Hi everyone, I have a question regarding threads while embedding data into Pinecone. When I call the add_documents method, I notice that seven new threads are spawned, which seems expected. However, after the operation completes, these threads remain alive, and with each subsequent request, additional threads are created and also kept alive. This results in an accumulation of threads and increased RAM usage over time, eventually causing my service to crash in production. I’ve ensured that both the Pinecone vector store and embedding instances follow a singleton pattern. Any suggestions or insights would be greatly appreciated!

print(f"Active threads before: {[t.name for t in threading.enumerate()]}")    
            text_splitter = RecursiveCharacterTextSplitter(chunk_size=1000, chunk_overlap=0)
            print(f"Active threads 1 : {[t.name for t in threading.enumerate()]}")    

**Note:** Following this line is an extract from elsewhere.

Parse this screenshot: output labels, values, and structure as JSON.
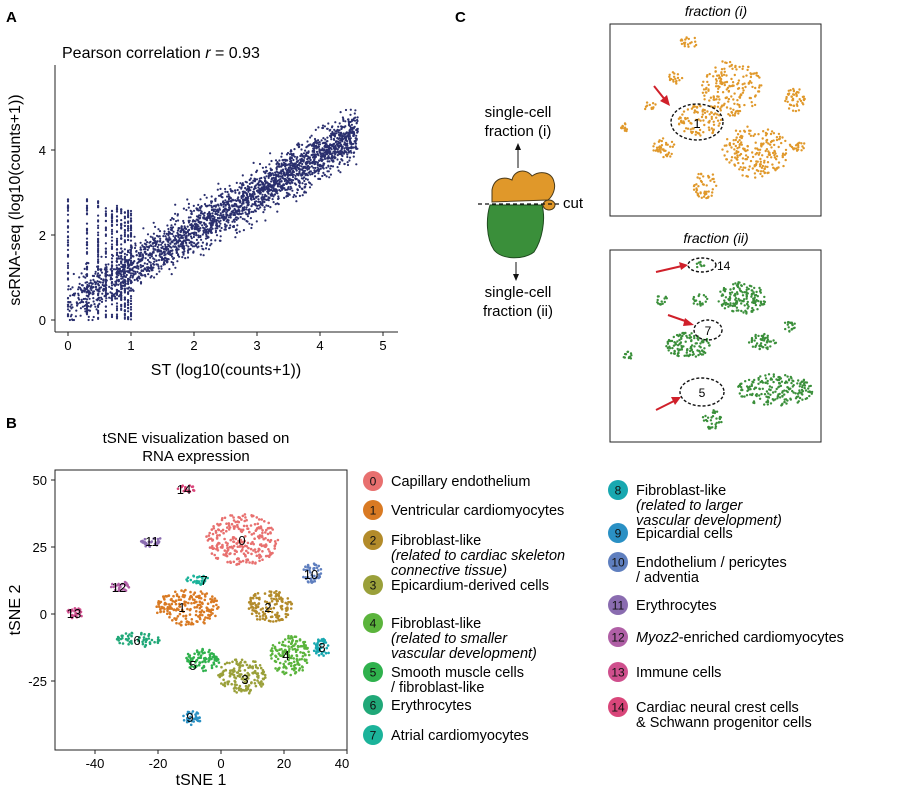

            pages = text_splitter.create_documents([text_input])
            print(f"Active threads 2 : {[t.name for t in threading.enumerate()]}")  
            combined_training_text = ""

            for doc in pages:
                combined_training_text += doc.page_content + " "  # Add space between texts if needed

            characters_count = count_characters(combined_training_text)
            print(f"Active threads 3 : {[t.name for t in threading.enumerate()]}")  
            pinecone_index = select_pinecone_manager(llm)
            print(f"Active threads 4 : {[t.name for t in threading.enumerate()]}")  
            vectorstore = pinecone_index.get_vectorstore(namespace_id)
            print(f"Active threads 5 : {[t.name for t in threading.enumerate()]}")  
            vector_ids = vectorstore.add_documents(documents=pages)

            print(f"Active threads 6 : {[t.name for t in threading.enumerate()]}")  
            return vector_ids, characters_count, combined_training_text[:1000]

jenna · April 17, 2025, 5:22pm

Hi @mhachemi - Thanks for reaching out!

Can you share more context here? Looks like you’re using libraries external to Pinecone SDK. Which versions are you using?

jenna · April 21, 2025, 7:26pm

OP fixed by updating to the latest version of langchain and pinecone.